ECB’s Liikanen Says Markets Understand Exit Strategy

European Central Bank council member Erkki Liikanen said investors have understood that withdrawing emergency measures next year doesn’t mean the ECB will immediately tighten monetary policy.

“Minor changes in the range of liquidity measures are in no way a signal of our monetary policy stance,” Liikanen, 59, who also heads the Bank of Finland, said in a Dec. 11 interview in Helsinki. “It’s been very well understood. So I’m not concerned.”

The ECB, which has been lending banks as much money as they want for up to a year at its benchmark interest rate, is starting to pull back on its emergency measures as financial markets recover from the worst crisis since the Great Depression. It has said this month’s 12-month tender will be the last and has tightened the terms of the loans.

Liikanen said the operations have “had a major role to play” in helping banks cope with the crisis, though they won’t be needed “the same way after this one.” It’s “up to the market to decide” how much cash banks will borrow, he said.

Demand at the Dec. 15 operation may increase to 150 billion euros ($220 billion) from the 75.2 billion euros loaned in September, according to a Bloomberg News survey this month. That’s less than half the 442 billion euros allotted in the first tender in June.

Tenders

The euro was little changed after Liikanen’s comments, trading at $1.4672 at 8:08 a.m. in London. The yield on the German two-year government bond was also little changed at 1.265 percent.

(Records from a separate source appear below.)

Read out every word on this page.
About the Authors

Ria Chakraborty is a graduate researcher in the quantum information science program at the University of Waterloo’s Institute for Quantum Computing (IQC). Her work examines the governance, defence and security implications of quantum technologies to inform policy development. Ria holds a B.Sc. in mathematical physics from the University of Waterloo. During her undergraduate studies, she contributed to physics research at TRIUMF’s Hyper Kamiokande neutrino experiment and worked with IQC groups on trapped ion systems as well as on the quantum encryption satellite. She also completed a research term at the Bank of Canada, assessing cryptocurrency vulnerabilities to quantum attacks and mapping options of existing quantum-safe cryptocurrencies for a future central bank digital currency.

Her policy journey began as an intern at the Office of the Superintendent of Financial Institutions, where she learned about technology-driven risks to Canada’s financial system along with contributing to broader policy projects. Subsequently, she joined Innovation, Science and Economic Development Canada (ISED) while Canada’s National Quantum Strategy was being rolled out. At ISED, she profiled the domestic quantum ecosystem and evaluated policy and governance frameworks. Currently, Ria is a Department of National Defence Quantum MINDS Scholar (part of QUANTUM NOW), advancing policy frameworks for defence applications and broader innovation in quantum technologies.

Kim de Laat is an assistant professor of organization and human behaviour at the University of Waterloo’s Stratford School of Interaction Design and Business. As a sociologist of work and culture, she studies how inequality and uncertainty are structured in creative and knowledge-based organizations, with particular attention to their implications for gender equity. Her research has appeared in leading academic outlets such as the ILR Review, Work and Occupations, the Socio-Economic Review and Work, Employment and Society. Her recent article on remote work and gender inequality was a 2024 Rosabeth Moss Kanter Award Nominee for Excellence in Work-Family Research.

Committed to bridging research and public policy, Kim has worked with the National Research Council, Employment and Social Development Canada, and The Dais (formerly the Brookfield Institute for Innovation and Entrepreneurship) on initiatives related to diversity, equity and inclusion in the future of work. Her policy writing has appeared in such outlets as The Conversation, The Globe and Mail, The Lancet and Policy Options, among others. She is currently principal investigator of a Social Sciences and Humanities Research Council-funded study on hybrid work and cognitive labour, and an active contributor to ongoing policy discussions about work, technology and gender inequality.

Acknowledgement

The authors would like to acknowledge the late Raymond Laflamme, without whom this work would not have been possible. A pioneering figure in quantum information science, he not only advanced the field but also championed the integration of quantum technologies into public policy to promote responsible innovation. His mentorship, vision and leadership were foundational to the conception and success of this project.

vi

The ECB decided on Dec. 3 to index the rate on the 12-month loans to the bank’s benchmark rate over the period instead of fixing it at 1 percent. It will discontinue its six-month loans at the end of the first quarter and guaranteed unlimited funding in its regular seven-day refinancing operations “at least until” April 13 payday loan.

Liikanen said the ECB will continue with fixed rates on the regular operations “for as long as is needed.” He said that the bank’s benchmark rate, which is at a record low 1 percent, is “appropriate” for now.

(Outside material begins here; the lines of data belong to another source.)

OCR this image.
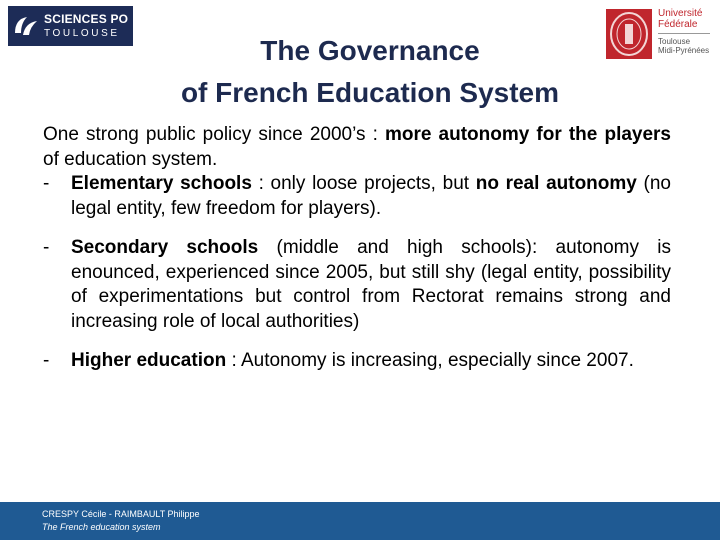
SCIENCES PO
TOULOUSE
Université
Fédérale
Toulouse
Midi-Pyrénées
The Governance
of French Education System

One strong public policy since 2000’s : more autonomy for the players of education system.

- Elementary schools : only loose projects, but no real autonomy (no legal entity, few freedom for players).
- Secondary schools (middle and high schools): autonomy is enounced, experienced since 2005, but still shy (legal entity, possibility of experimentations but control from Rectorat remains strong and increasing role of local authorities)
- Higher education : Autonomy is increasing, especially since 2007.
CRESPY Cécile - RAIMBAULT Philippe
The French education system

Since May, the ECB has bought 26.7 billion euros of covered bonds, and Liikanen said it will complete the plan to buy 60 billion euros. The program has been “very successful,” he said. The ECB this month increased its forecast for 2010 euro- area economic growth to 0.8 percent from 0.2 percent. Growth will accelerate to 1.2 percent in 2011, it said.

‘Slow and Shaky’

“It’s very clear still that there won’t be any easy and rapid recovery in the world economy,” Liikanen said. “We have come through a major financial crisis, and always after a financial crisis the recovery is slow and shaky and that is where we are now.”

Euro-area medium-term inflation expectations are “well anchored, and in line with our price stability definition,” he said. The ECB, which aims to keep inflation just below 2 percent, sees average consumer-price growth of 1.3 percent next year and 1.4 percent in 2011.

Liikanen said the proposed European Systemic Risk Board, a supervisory body which will warn of dangers to the financial system, will help prevent future crises by monitoring risks such as rising asset prices, “very strong” credit expansion and excessive leverage.

“Macroeconomic risks are created in the boom — the economies are growing very fast on the basis of creating debt,” Liikanen said. “The major issue is, what do you do to act before they are bust?”